The wights crashed on blindly, the gate’s iron portcullis rising as they neared it.

“Stop them!” I shouted, hoping that beyond the gate, Sharon and his unruly crowd might hear.

And then I realized: the bridge! There was still another hollowgast left—the one inside the bridge. If I could get control of him in time, maybe I could stop the wights from escaping.

But no. They were already through the gate, running up the bridge, and I was hopelessly behind. By the time I passed through the gate, the bridge hollow had already picked up and tossed five of them across to Smoking Street, where only a thin crowd of ambro addicts was lingering—not enough to stop them. The four wights who hadn’t yet crossed were stuck at the bridge gap, waiting their turn to be flung.
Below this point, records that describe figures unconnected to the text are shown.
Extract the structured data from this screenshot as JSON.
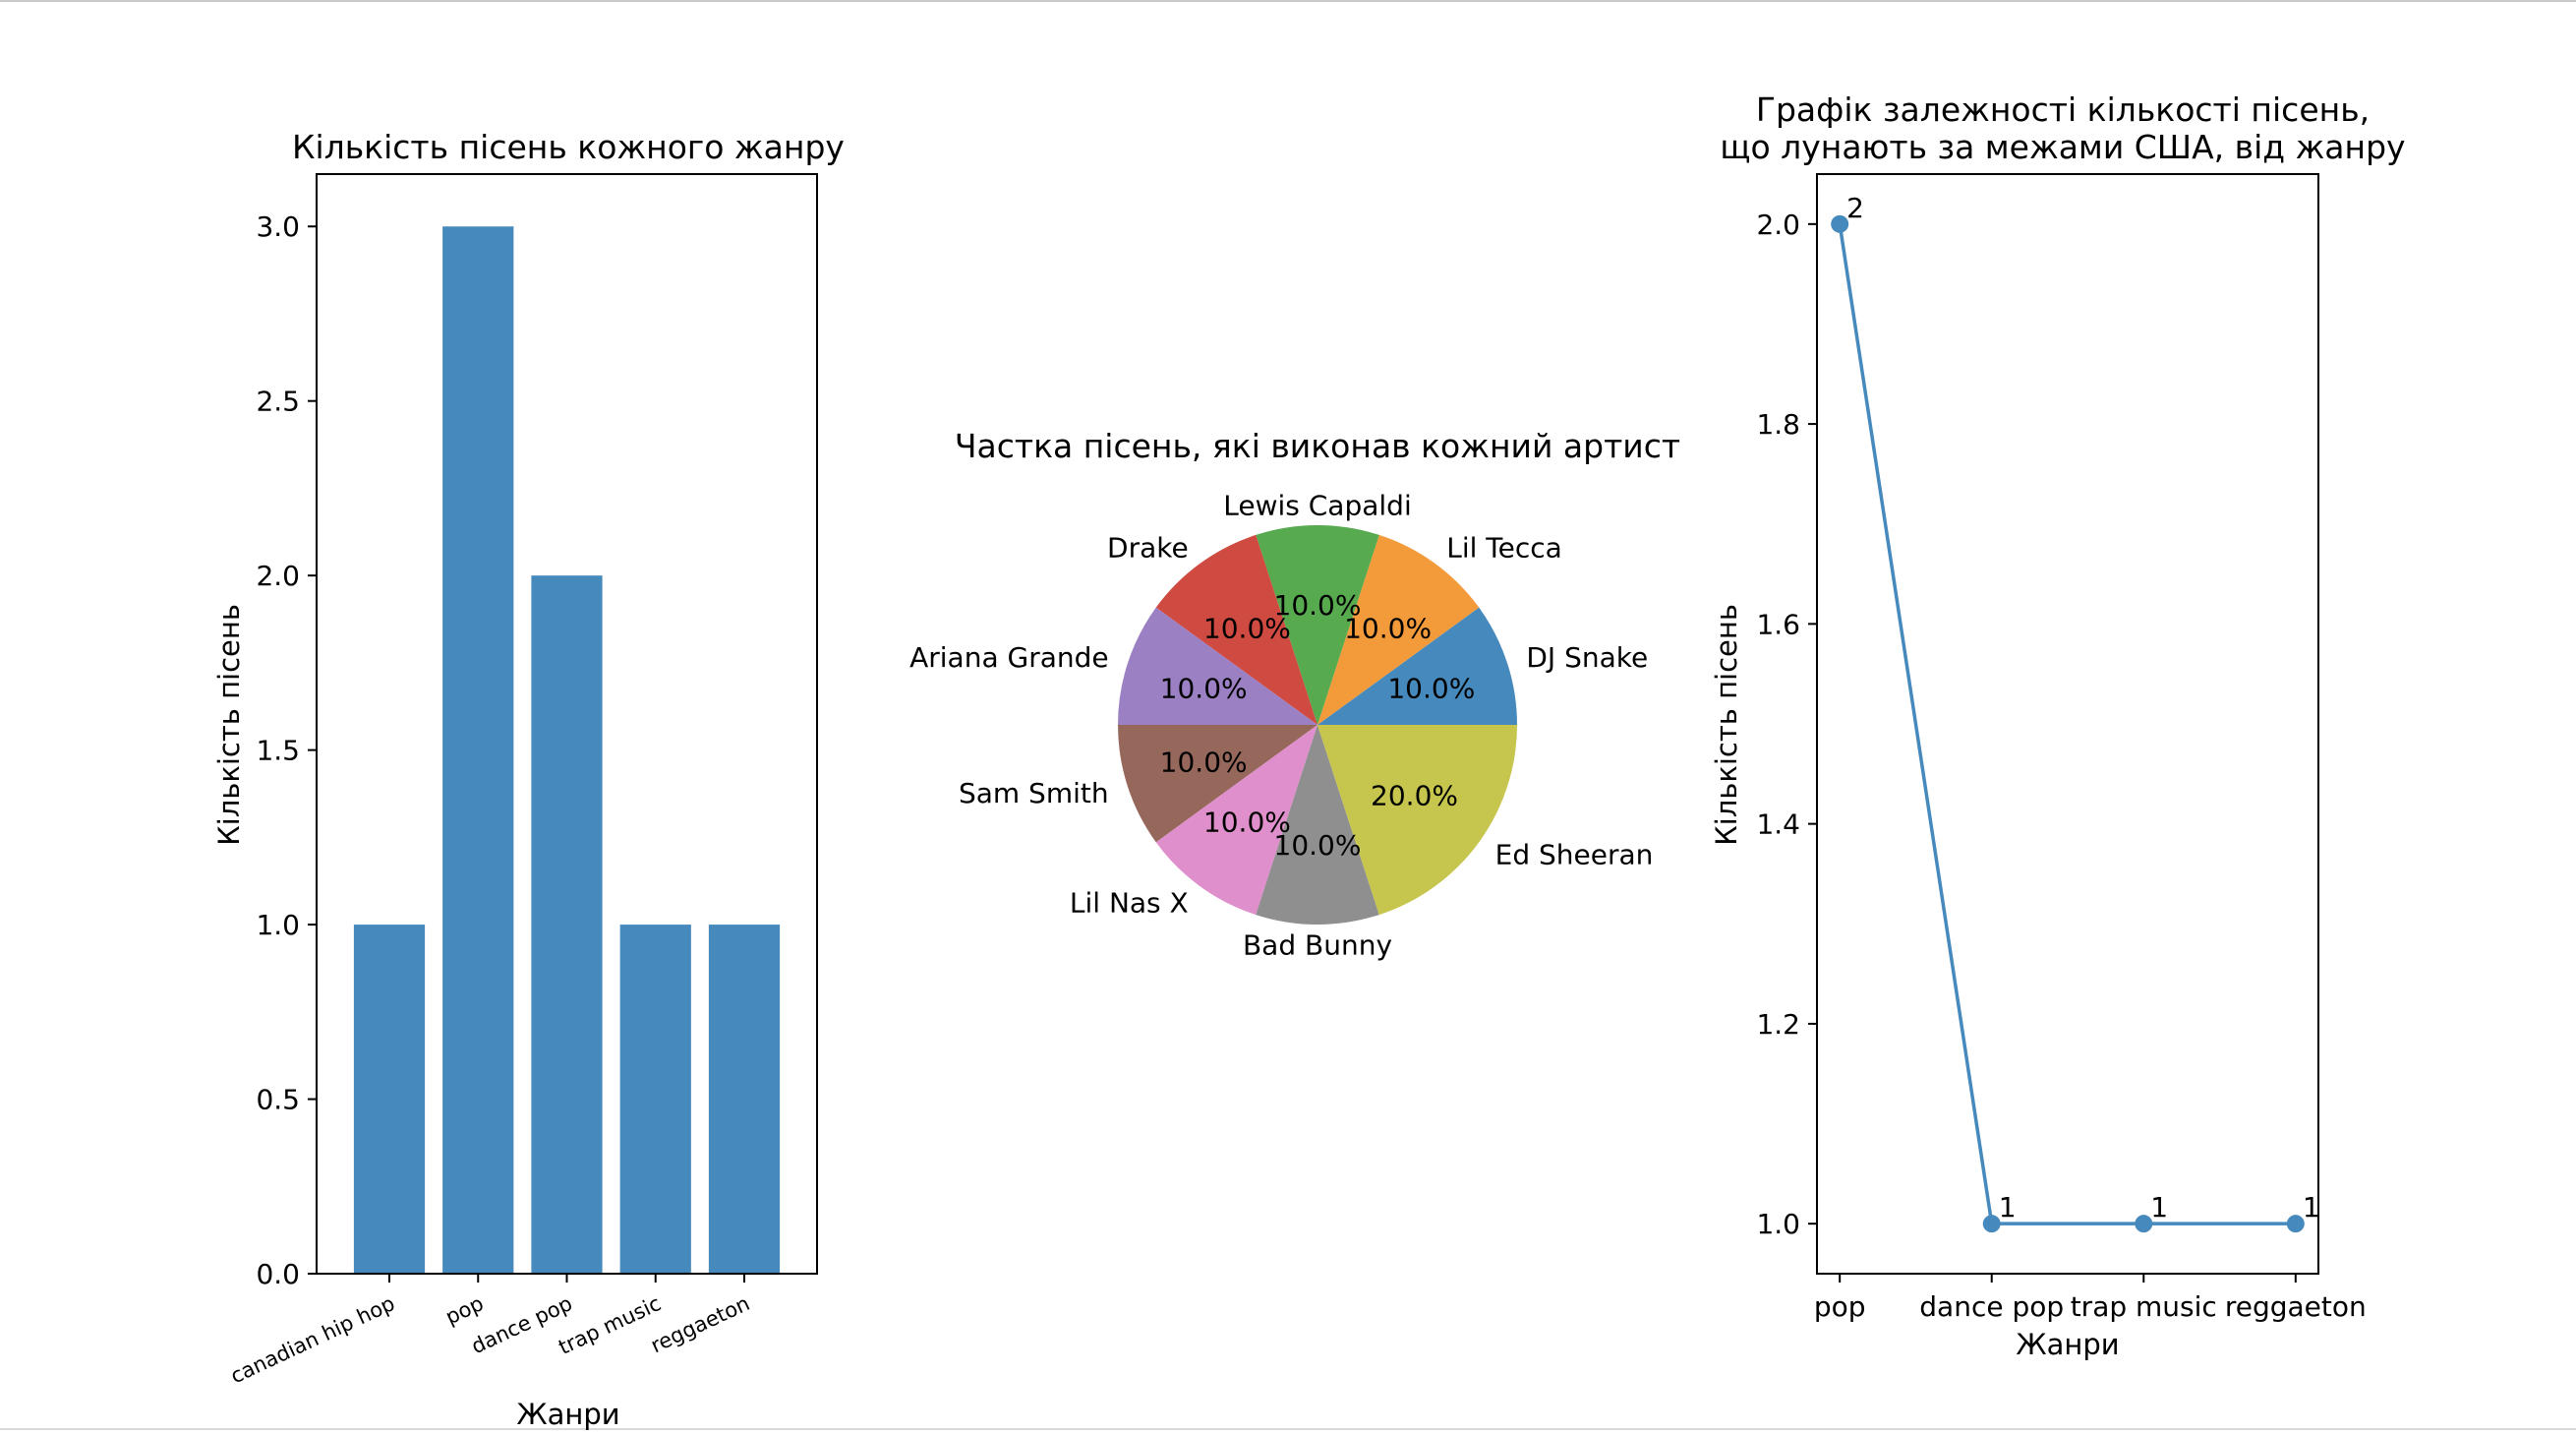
{
  "chart_data": [
    {
      "type": "bar",
      "title": "Кількість пісень кожного жанру",
      "xlabel": "Жанри",
      "ylabel": "Кількість пісень",
      "categories": [
        "canadian hip hop",
        "pop",
        "dance pop",
        "trap music",
        "reggaeton"
      ],
      "values": [
        1,
        3,
        2,
        1,
        1
      ],
      "ylim": [
        0,
        3.15
      ],
      "yticks": [
        "0.0",
        "0.5",
        "1.0",
        "1.5",
        "2.0",
        "2.5",
        "3.0"
      ],
      "color": "#4689bd",
      "grid": false
    },
    {
      "type": "pie",
      "title": "Частка пісень, які виконав кожний артист",
      "labels": [
        "DJ Snake",
        "Lil Tecca",
        "Lewis Capaldi",
        "Drake",
        "Ariana Grande",
        "Sam Smith",
        "Lil Nas X",
        "Bad Bunny",
        "Ed Sheeran"
      ],
      "values": [
        10,
        10,
        10,
        10,
        10,
        10,
        10,
        10,
        20
      ],
      "pct_labels": [
        "10.0%",
        "10.0%",
        "10.0%",
        "10.0%",
        "10.0%",
        "10.0%",
        "10.0%",
        "10.0%",
        "20.0%"
      ],
      "colors": [
        "#4689bd",
        "#f39b3b",
        "#58aa4f",
        "#cf4a40",
        "#9b80c3",
        "#96675b",
        "#df8fcb",
        "#8f8f8f",
        "#c6c54d"
      ]
    },
    {
      "type": "line",
      "title_line1": "Графік залежності кількості пісень,",
      "title_line2": "що лунають за межами США, від жанру",
      "xlabel": "Жанри",
      "ylabel": "Кількість пісень",
      "categories": [
        "pop",
        "dance pop",
        "trap music",
        "reggaeton"
      ],
      "values": [
        2,
        1,
        1,
        1
      ],
      "data_labels": [
        "2",
        "1",
        "1",
        "1"
      ],
      "ylim": [
        0.95,
        2.05
      ],
      "yticks": [
        "1.0",
        "1.2",
        "1.4",
        "1.6",
        "1.8",
        "2.0"
      ],
      "color": "#4689bd",
      "markers": true,
      "grid": false
    }
  ]
}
As my hollow and I started running up the bridge, I felt the bridge hollow come online inside me. It was picking up three of the four wights and lifting them across.

Stop, I said aloud in Hollow.

Or at least that’s what I thought I said, though maybe something got lost in translation, and maybe stop sounds a lot like drop in hollowspeak. Because rather than stopping midair and then bringing the three kicking and terrified wights back to our side of the bridge, the hollow simply let them go. (How strange!)